After a slow spring and summer, lower mortgage rates coaxed some buyers and sellers to the closing table this fall. Previously owned homes were sold at a seasonally adjusted annual rate of 4.06 million, the National Association of Realtors said Thursday, up 1.5% from one month prior and 4.1% higher than one year earlier.

“As anticipated, falling mortgage rates are lifting home sales,” Lawrence Yun, the trade group’s chief economist, said in a statement. The average 30-year fixed mortgage rate in September was 6.35%, according to the release, a decline from August’s nearly 6.6% level. Mortgage rates this month have trended lower, with Freddie Mac’s weekly measure of the fixed 30-year rate dropping to 6.19% this week, the lowest since early October 2024. “Improving housing affordability is also contributing to the increase in sales,” Yun said.

Prices also rose. The median home sold for $415,200 in September, up 2.1% from one year prior. Price gains were strongest in the northeast and midwest, where prices rose a respective 4.1% and 4.7% from the year prior. Home sale prices rose 1.2% in the south and 0.4% in the west.

Investors shouldn’t put too much emphasis on the increase in sales. “I would not characterize [the monthly gain] as a breakout,” Yun said on a call with reporters. The reading was both slightly lower than the roughly 4.07 million rate that economists polled by FactSet had expected, and well below the long-term average above five million.

The trajectory of the housing market from here will depend on housing costs, as well as economic uncertainty that economists say has been keeping some buyers on the sidelines.

One gain worth watching, however, is inventory. The number of homes listed at the end of September increased to 1.55 million, up nearly 14% from one year prior and tied with July for the highest level since May 2020. More homes on the market could result in more choices—and bargaining power—for buyers.

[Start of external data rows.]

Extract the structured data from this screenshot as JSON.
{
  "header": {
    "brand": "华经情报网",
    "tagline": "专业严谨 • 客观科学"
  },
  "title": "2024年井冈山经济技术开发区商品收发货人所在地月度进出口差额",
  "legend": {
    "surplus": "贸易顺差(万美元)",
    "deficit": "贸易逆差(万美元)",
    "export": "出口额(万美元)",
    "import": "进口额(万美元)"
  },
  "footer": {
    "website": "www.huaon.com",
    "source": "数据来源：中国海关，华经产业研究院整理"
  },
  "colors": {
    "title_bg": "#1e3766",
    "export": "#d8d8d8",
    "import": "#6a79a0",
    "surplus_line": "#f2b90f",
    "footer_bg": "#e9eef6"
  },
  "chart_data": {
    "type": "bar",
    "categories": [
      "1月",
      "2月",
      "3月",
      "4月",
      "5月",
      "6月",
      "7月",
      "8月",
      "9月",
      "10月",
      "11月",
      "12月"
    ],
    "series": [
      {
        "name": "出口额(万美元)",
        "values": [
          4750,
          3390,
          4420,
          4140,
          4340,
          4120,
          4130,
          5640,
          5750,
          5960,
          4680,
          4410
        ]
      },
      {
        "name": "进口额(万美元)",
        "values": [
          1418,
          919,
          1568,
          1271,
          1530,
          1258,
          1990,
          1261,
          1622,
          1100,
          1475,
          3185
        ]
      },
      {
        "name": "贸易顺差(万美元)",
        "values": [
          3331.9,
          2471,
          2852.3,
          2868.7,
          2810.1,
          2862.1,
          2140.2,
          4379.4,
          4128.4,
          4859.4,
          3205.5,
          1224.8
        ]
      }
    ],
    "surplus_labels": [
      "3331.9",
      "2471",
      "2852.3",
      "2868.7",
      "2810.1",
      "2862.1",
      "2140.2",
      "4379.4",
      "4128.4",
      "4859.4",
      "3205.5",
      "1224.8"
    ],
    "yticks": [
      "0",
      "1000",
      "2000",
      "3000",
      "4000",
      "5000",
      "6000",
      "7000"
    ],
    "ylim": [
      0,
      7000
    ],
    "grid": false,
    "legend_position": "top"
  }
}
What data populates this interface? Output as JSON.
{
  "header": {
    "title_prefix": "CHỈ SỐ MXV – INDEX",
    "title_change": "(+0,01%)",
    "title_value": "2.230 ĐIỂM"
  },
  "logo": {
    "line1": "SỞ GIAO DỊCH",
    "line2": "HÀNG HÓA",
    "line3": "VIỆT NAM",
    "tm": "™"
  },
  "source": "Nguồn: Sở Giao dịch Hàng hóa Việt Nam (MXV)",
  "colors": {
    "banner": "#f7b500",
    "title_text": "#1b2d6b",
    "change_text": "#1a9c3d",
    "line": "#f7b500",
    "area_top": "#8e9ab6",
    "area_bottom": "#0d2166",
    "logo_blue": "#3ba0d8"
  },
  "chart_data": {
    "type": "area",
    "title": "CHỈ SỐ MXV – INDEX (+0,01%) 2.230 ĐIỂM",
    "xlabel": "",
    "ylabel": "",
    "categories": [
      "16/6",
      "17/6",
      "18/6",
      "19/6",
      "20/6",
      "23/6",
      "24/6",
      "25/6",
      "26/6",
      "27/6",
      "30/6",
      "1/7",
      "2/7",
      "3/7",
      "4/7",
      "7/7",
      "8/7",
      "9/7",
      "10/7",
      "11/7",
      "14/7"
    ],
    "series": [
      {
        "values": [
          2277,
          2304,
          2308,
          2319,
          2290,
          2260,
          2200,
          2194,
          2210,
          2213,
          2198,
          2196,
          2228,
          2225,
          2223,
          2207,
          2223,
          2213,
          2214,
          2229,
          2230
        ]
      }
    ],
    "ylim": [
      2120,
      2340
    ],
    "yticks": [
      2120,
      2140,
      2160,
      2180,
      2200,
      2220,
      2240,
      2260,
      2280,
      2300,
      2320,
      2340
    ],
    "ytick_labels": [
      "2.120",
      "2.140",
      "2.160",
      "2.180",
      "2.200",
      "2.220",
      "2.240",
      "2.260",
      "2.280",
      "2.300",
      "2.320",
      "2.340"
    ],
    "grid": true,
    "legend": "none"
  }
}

“Inventory is matching a five-year high, though it remains below pre-Covid levels,” Yun added. The median home spent 33 days on the market, up from 28 days last September.

A separate Redfin report on Thursday noted that new listings rose 4.6% from one year prior in the four weeks ended Oct. 19. Pending sales fell 0.7% in the same period, marking the third week of drops.

“The big gap between home sellers and buyers, along with the improvement in purchasing power, make it a good time for buyers who can afford today’s high housing costs to jump into the market,” the brokerage said in a release. “Redfin agents in many parts of the country report that it feels like a buyer’s market, with sellers open to lowering the sale price and providing concessions.”